The operations for a queue are analogues to those for a stack, the difference is that the insertions go at the end of the list, rather than the beginning. We shall use the following operations on queues:
- enqueue: which inserts an element at the end of the queue.
- dequeue: which deletes an element at the start of the queue.
Representation of Queue:
Let us consider a queue, which can hold maximum of five elements. Initially the queue is empty.
Queue operations using array:
In order to create a queue we require a one dimensional array Q(1:n) and two variables front and rear. The conventions we shall adopt for these two variables are that front is always 1 less than the actual front of the queue and rear always points to the last element in the queue. Thus, front = rear if and only if there are no elements in the queue. The initial condition then is front = rear = 0. The various queue operations to perform creation, deletion and display the elements in a queue are as follows:
- insertQ(): inserts an element at the end of queue Q.
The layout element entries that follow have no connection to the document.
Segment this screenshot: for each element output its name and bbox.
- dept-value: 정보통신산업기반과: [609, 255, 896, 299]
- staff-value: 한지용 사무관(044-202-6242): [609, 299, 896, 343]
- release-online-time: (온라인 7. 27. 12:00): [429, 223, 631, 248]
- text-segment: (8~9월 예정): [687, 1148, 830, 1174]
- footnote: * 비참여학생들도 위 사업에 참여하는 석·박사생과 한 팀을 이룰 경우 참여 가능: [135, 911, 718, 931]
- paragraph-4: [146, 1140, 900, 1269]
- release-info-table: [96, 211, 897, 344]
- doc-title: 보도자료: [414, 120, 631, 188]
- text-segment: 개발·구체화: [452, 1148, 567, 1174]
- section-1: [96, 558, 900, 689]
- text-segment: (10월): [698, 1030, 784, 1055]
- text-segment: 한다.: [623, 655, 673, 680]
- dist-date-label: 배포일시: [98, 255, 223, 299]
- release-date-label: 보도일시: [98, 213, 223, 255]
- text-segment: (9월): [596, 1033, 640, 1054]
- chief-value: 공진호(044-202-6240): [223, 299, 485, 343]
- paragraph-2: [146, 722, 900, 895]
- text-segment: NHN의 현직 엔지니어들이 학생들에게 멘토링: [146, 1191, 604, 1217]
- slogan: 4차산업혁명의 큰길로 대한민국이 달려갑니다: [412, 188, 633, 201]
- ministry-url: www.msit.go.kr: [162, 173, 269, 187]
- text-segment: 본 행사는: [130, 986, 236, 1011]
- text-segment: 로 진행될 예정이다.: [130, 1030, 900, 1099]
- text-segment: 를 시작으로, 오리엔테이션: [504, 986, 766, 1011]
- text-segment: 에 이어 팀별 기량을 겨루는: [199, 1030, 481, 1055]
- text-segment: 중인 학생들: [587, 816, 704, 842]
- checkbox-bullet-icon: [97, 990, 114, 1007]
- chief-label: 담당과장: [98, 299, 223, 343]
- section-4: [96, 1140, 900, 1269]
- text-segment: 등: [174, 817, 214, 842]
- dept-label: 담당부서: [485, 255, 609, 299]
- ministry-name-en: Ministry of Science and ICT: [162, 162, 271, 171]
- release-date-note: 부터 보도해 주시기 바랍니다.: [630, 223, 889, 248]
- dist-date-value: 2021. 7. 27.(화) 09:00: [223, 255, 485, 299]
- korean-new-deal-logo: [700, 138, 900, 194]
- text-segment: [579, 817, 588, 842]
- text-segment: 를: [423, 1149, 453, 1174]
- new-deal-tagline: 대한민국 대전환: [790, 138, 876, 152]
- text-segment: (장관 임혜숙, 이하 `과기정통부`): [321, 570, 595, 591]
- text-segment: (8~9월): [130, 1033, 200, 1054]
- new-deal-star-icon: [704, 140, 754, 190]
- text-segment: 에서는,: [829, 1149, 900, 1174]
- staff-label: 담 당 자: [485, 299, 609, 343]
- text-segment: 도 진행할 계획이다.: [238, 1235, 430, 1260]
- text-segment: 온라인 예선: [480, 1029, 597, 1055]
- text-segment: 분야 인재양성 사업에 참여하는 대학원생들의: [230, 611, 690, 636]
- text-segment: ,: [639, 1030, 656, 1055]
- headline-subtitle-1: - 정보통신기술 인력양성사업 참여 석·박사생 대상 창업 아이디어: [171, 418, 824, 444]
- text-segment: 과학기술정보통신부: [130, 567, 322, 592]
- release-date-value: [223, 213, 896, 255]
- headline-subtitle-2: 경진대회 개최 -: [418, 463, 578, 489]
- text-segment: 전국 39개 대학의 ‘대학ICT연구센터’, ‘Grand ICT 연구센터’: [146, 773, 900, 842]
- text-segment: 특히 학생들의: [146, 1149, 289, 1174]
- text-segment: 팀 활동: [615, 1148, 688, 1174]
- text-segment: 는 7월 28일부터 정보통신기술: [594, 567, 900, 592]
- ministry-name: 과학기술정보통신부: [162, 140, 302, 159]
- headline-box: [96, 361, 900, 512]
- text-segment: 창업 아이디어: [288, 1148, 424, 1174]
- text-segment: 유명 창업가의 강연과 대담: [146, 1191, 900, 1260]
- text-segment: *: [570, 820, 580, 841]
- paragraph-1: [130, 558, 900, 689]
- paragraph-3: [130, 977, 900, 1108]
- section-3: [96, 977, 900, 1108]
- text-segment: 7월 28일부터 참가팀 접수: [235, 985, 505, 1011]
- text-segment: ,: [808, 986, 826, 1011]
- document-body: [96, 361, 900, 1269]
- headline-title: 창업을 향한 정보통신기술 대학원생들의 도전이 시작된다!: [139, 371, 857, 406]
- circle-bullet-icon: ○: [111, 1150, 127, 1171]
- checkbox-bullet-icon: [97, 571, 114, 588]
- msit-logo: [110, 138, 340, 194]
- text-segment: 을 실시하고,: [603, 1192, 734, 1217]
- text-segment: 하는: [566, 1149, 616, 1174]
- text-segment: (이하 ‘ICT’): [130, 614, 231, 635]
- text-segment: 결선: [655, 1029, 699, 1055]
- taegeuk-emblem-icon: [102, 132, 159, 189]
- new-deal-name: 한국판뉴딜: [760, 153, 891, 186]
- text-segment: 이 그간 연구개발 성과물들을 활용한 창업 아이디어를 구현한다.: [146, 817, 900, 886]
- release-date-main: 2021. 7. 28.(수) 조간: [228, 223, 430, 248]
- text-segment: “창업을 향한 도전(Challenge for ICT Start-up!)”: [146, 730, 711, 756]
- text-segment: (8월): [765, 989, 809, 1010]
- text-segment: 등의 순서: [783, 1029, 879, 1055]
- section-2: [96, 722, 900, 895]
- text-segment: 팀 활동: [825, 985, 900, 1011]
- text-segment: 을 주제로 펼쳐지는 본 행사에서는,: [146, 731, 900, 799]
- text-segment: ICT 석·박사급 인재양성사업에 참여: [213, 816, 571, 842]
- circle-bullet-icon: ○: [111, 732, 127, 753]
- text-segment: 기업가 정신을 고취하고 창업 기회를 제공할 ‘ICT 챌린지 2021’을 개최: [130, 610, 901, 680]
- deleteQ(): deletes the first element of Q.
- displayQ(): displays the elements in the queue.
Linked List Implementation of Queue:
We can represent a queue as a linked list. In a queue data is deleted from the front end and inserted at the rear end. We can perform similar operations on the two ends of a list. We use two pointers front and rear for our linked queue implementation.
The linked queue looks as shown in figure 4.4:
Applications of Queue:
- It is used to schedule the jobs to be processed by the CPU.
- When multiple users send print jobs to a printer, each printing job is kept in the printing queue. Then the printer prints those jobs according to first in first out (FIFO) basis.
- Breadth first search uses a queue data structure to find an element from a graph.